How I build software quickly

Rough drafts, prototypes, and management

  • Many agree with starting from a rough, end‑to‑end draft to discover requirements and “unknown unknowns” in the problem space.
  • Several warn that “draft” code often gets prematurely promoted to production by managers who see a demo and declare it “done.”
  • Suggested mitigations: clearly label work as mockups, deliberately leave visible rough edges, or avoid demoing too-early artifacts.

AI, bad code, and systemic dysfunction

  • Consultants report repeatedly finding long-lived enterprise systems (banks, hospitals, factories) held together with hacks, TODOs, and no tests or version control.
  • AI is seen as accelerating this: more code, faster, with less conceptual integrity. One example: an LLM‑like codebase in a hospital app that deleted all admin users on reboot.
  • Some note this is not new; AI just speeds up an existing pattern decision-makers already don’t understand or resource properly.

Speed now vs long‑term maintainability

  • Several emphasize that initial velocity must be balanced with future speed: tests, docs, decision logs, observability, and good data models pay off over time.
  • Solo devs describe “lab notebooks” and decision logs as crucial for their future selves.
  • There’s broad agreement that APIs, data models, and overall architecture are the hardest things to “iterate out of” later.

Data modeling, architecture, and scale

  • Starting from the database schema (or core data model) is praised as making everything else simpler; getting it wrong leads to painful migrations and operational risk.
  • Small teams can move fast with looser code; in large organizations, architectural mistakes and refactors become exponentially more expensive.
  • Microservices are suggested as a way to keep teams small, but also criticized for adding tech‑stack sprawl and complexity.

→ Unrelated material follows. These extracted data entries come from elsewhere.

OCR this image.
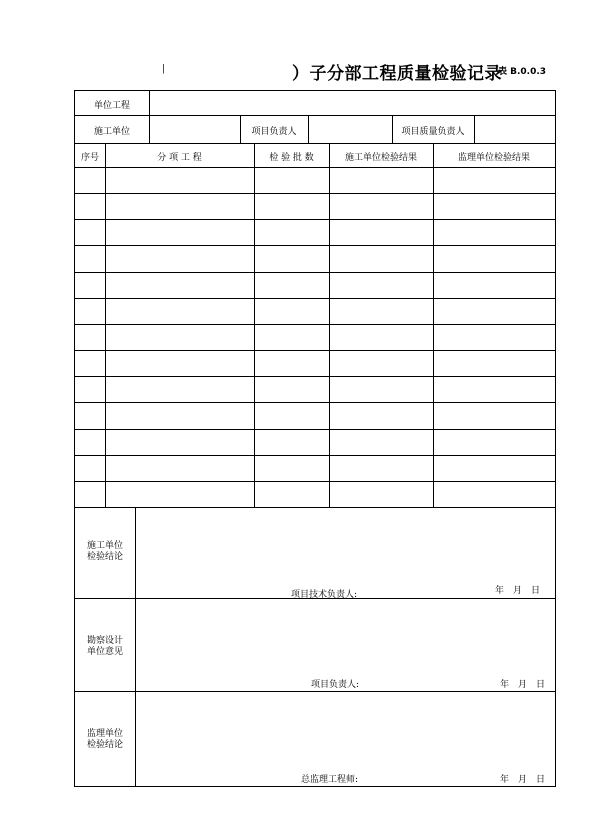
|	）子分部工程质量检验记录
表 B.0.0.3
单位工程
施工单位	项目负责人	项目质量负责人
序号	分 项 工 程	检 验 批 数	施工单位检验结果	监理单位检验结果
施工单位
检验结论
项目技术负责人:	年　月　日
勘察设计
单位意见
项目负责人:	年　月　日
监理单位
检验结论
总监理工程师:	年　月　日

Testing philosophy and fast feedback

  • One detailed thread advocates heavy, concurrent black‑box integration tests (API + DB + dependencies), run in seconds, using randomized data and ephemeral DBs.
  • Others caution against over‑optimizing for speed at the expense of realism and low‑maintenance tests; mocks and stubs are seen as both useful and fragile.
  • There’s disagreement on how much unit vs integration vs “in‑between” tests are worthwhile.

“Boring tech”, frameworks, and stack choices

  • A large subthread argues that mastering one “boring” stack (e.g., Django/Postgres) is a major speed advantage; frameworks like Django/Rails/Laravel are praised for rapid CRUD.
  • Debate over SQLite vs Postgres: SQLite is attractive for simplicity and local/CI use, but many warn about concurrency limits and subtle production issues.
  • Others counter that overuse of big frameworks or Kubernetes/Redis for simple apps adds unnecessary complexity; some prefer composable libraries (e.g., Go) despite more boilerplate.
  • Frontend: many claim most apps don’t need SPAs; server‑rendered pages with small sprinkles (HTMX/Alpine, LiveView‑style) can be faster to build and maintain.

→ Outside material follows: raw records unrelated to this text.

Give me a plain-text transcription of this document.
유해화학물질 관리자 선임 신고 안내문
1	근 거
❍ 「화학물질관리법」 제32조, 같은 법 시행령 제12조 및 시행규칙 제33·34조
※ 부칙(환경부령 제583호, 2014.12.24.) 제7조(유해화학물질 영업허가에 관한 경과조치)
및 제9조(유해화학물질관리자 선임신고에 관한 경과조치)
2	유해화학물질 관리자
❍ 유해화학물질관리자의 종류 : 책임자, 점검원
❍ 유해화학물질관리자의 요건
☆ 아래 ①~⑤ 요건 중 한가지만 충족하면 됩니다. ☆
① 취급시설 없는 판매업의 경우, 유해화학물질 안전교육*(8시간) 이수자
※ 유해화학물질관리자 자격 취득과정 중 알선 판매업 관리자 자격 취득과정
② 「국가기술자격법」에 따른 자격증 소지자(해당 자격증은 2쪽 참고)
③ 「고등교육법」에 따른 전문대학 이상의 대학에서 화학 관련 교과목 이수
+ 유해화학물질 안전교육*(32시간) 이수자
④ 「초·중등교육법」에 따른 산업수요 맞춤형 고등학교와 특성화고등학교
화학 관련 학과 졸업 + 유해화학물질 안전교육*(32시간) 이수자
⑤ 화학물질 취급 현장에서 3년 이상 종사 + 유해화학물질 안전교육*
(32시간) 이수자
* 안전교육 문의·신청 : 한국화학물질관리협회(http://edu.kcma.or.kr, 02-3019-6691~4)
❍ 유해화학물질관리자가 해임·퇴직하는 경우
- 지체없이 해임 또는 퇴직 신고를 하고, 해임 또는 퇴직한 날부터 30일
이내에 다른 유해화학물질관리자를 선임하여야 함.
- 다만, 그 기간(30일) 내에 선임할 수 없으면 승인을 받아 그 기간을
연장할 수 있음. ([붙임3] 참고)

Clean code under tight deadlines

  • On game jams and hacky projects, the article suggests deprioritizing code cleanliness; several commenters strongly disagree, saying good habits make them faster even under 24‑hour constraints.
  • Viewpoints differ on whether you should “do it well” on the first pass or embrace messy exploration then rigorously refactor; both camps stress discipline in knowing when to clean up.

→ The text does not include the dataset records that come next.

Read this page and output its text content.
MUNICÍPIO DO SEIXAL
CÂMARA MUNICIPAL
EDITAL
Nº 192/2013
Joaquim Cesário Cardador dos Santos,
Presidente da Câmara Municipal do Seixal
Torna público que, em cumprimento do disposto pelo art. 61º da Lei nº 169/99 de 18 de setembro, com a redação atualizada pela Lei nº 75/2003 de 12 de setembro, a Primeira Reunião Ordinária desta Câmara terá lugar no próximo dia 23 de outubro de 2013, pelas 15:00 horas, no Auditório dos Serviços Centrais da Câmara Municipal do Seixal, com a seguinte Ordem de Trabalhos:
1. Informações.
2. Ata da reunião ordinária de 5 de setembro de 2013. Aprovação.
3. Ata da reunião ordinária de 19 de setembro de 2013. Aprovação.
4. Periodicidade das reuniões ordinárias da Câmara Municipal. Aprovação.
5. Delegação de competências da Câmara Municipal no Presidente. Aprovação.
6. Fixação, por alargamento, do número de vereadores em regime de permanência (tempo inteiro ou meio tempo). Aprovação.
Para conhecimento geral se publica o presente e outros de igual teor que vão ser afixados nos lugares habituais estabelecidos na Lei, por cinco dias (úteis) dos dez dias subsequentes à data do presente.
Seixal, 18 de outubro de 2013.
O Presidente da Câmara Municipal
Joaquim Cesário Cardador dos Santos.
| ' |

Team norms, incentives, and quality

  • A recurring theme is that “good enough” is rarely explicit: ex‑big‑tech engineers and startup veterans often clash over acceptable bug levels and process rigor.
  • Suggestions include team charters to define expectations around tests, refactoring, and quality.
  • Some argue the real enemies of quality are incentives: consumers don’t pay for internal code quality, layoffs and rush culture punish experimentation, and vendor/AI lock‑in may worsen things.